I don’t say he’s a great man. Willy Loman never made a lot of money. His name was never in the paper. He’s not the finest character that ever lived. But he’s a human being, and a terrible think is happening to him. So attention must be paid. He’s not to be allowed to fall into his grave like an old dog. Attention, attention must finally be paid to such a person.

To say the same thing more succinctly and less dramatically, once could simply say “There’s somebody here who is vulnerable, and that is our concern."

And that is what it means to be a truly Holy Family – whether it be in our homes among our blood relatives, or here in the parish, or in our broader communities.

Today’s liturgical feast of the Holy Family is not limited to romanticizing some ideal collection of Mom and Dad and children – although it can include that.

It is, rather, about holding up that memorable challenge of Linda Loman to all of us: “There is someone vulnerable here, and attention must be paid as he or she is a human being. No other reason is necessary.”

In today’s first reading (Sirach) it is very significant that the proof of one’s virtue is honoring a mother or a father comes not when a child obeys a parental order or fulfilling an expectation when parents are strong and powerful and kids are weak and dependent and pretty much have to do what they are told in order to avoid punishment.

No, it is the opposite. The proof of honoring a father or mother comes on that day when a parent can no longer issue orders to children, when they become elderly and vulnerable, and when attention must be paid for entirely different reasons.

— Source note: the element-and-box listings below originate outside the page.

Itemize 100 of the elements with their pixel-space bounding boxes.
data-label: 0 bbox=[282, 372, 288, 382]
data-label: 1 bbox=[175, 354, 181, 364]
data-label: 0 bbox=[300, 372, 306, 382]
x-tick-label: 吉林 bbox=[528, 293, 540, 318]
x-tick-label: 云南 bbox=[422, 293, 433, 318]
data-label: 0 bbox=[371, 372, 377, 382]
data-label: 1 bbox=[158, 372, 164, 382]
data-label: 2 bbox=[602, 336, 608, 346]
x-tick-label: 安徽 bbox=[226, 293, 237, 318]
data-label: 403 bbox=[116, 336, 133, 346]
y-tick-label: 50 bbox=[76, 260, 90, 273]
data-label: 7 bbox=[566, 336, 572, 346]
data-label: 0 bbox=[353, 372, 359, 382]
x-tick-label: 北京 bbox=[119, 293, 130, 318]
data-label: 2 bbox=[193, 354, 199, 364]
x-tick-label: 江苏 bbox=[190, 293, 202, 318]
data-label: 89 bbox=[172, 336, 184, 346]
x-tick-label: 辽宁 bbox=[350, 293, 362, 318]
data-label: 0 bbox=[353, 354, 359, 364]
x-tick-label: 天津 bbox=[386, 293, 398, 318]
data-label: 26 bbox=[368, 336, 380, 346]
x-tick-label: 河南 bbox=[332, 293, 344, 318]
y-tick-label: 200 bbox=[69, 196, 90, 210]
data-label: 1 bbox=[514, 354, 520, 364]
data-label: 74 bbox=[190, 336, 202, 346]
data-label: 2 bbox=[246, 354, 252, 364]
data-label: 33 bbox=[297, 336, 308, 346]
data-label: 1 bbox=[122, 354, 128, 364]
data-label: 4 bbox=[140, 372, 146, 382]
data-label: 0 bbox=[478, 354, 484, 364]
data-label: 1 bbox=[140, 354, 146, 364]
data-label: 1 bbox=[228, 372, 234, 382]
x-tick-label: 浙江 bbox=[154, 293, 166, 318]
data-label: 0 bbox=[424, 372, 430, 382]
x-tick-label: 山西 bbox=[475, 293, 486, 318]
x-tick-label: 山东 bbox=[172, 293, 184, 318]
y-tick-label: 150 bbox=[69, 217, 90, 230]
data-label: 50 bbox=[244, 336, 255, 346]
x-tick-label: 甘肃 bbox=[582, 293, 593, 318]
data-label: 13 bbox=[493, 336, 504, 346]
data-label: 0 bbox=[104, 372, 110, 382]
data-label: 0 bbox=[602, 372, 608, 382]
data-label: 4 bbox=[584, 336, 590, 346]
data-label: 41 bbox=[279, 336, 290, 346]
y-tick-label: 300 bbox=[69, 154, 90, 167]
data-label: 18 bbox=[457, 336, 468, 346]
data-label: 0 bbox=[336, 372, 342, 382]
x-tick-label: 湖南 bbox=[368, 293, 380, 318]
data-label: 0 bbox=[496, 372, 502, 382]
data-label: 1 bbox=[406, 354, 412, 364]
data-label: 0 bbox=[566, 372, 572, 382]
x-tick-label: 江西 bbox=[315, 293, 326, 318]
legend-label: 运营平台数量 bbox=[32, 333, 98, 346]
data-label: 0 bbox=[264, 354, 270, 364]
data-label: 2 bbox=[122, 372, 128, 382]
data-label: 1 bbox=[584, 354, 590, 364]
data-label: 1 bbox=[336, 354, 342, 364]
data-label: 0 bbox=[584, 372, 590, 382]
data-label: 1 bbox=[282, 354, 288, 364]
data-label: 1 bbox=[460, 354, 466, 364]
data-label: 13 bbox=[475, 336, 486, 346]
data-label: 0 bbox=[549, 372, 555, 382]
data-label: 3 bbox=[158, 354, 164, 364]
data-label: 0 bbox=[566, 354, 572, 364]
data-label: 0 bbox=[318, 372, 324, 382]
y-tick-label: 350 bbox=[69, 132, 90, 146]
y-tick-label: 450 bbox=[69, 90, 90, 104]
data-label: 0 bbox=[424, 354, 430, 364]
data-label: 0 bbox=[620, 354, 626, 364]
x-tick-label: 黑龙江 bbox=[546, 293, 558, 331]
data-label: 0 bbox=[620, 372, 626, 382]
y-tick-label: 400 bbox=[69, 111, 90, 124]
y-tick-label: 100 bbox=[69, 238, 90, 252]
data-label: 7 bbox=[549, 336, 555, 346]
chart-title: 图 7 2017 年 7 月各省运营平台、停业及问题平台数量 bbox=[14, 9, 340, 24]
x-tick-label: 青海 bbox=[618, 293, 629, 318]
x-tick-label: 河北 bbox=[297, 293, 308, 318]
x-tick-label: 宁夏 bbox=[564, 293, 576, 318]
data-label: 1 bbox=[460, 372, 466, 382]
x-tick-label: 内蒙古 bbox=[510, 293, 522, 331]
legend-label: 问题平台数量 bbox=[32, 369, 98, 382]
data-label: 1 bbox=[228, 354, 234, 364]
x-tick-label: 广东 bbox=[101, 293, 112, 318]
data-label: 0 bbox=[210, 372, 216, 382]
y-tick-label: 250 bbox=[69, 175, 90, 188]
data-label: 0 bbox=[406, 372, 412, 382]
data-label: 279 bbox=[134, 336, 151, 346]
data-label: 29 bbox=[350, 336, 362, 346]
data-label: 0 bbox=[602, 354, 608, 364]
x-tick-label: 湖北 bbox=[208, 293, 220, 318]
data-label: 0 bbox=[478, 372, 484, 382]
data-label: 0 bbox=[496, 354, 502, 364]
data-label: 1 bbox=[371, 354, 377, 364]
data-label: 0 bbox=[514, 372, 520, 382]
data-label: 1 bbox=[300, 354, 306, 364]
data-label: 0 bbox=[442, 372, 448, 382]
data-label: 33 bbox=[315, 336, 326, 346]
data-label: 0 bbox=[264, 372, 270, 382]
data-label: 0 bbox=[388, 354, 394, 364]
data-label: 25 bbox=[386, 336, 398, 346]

At the risk of sharing an inappropriate story here – I will. My own father died nine years ago today. As his health was rapidly failing in the hospital, I asked him, “Dad is it time for power of attorney to be put into place?” He said yes it was. I asked him what I had to do to empower me to exercise that role. He said, “Nothing. You’ve had that authority all along. You could have cleared me out years ago!”

I mention that only to say that we all have that authority – and that responsibility – every day, if not legally than in virtue of our Christian commitments.

Who is vulnerable here, and what do they need from me and from us right now?

In family life there is a time when the children are the vulnerable ones and it it is the adults who must step up. But for many of us, the time comes when those roles are reversed. Attention must be paid, as Linda Loman insisted. But it is our sacred duty to recognize to who that attention must be ordered. Who is vulnerable?

In the gospel today, it is clear that Jesus is the vulnerable one – he who makes himself that way in order to become one of us at Christmas.

The helpless child being hunted down by the ruthless King of his own nation.

Joseph had a dream – two of them in fact – and attention had to be paid, at considerable cost and fear and inconvenience to the family. But the first concern had to be for the one in greatest danger. They fled to Egypt until Herod died. And then they returned to Israel to a new town because Bethlehem wasn’t safe.

It was the vulnerable baby Jesus who was the reason for all this. Eventually he would be the one to assume responsibility for the vulnerable ones, but not now.

This remains the very purpose of a truly Holy Family: to surround the ones who are most in need of our care, and who might just not get it if we are not the ones who are there to provide it. Attention must be paid.

For some of us, it is our blood relatives, parents or children or siblings.

And sometimes, like Willy Loman, they may not even recognize their own vulnerabilities – and may curs and swear at our attempts to help them.

But we have to do it anyway.
Where is somebody at risk from a toxic or abusive relationship?
Where is somebody at risk from a self-destructive pattern of life?
Where is somebody at risk from illness or disability or loneliness?
Where is somebody at risk from being detained at a border crossing?

“Attention, attention must be paid… because a terrible thing is happening to him/her, and they are human beings.” That is all that the Christian family member needs to know.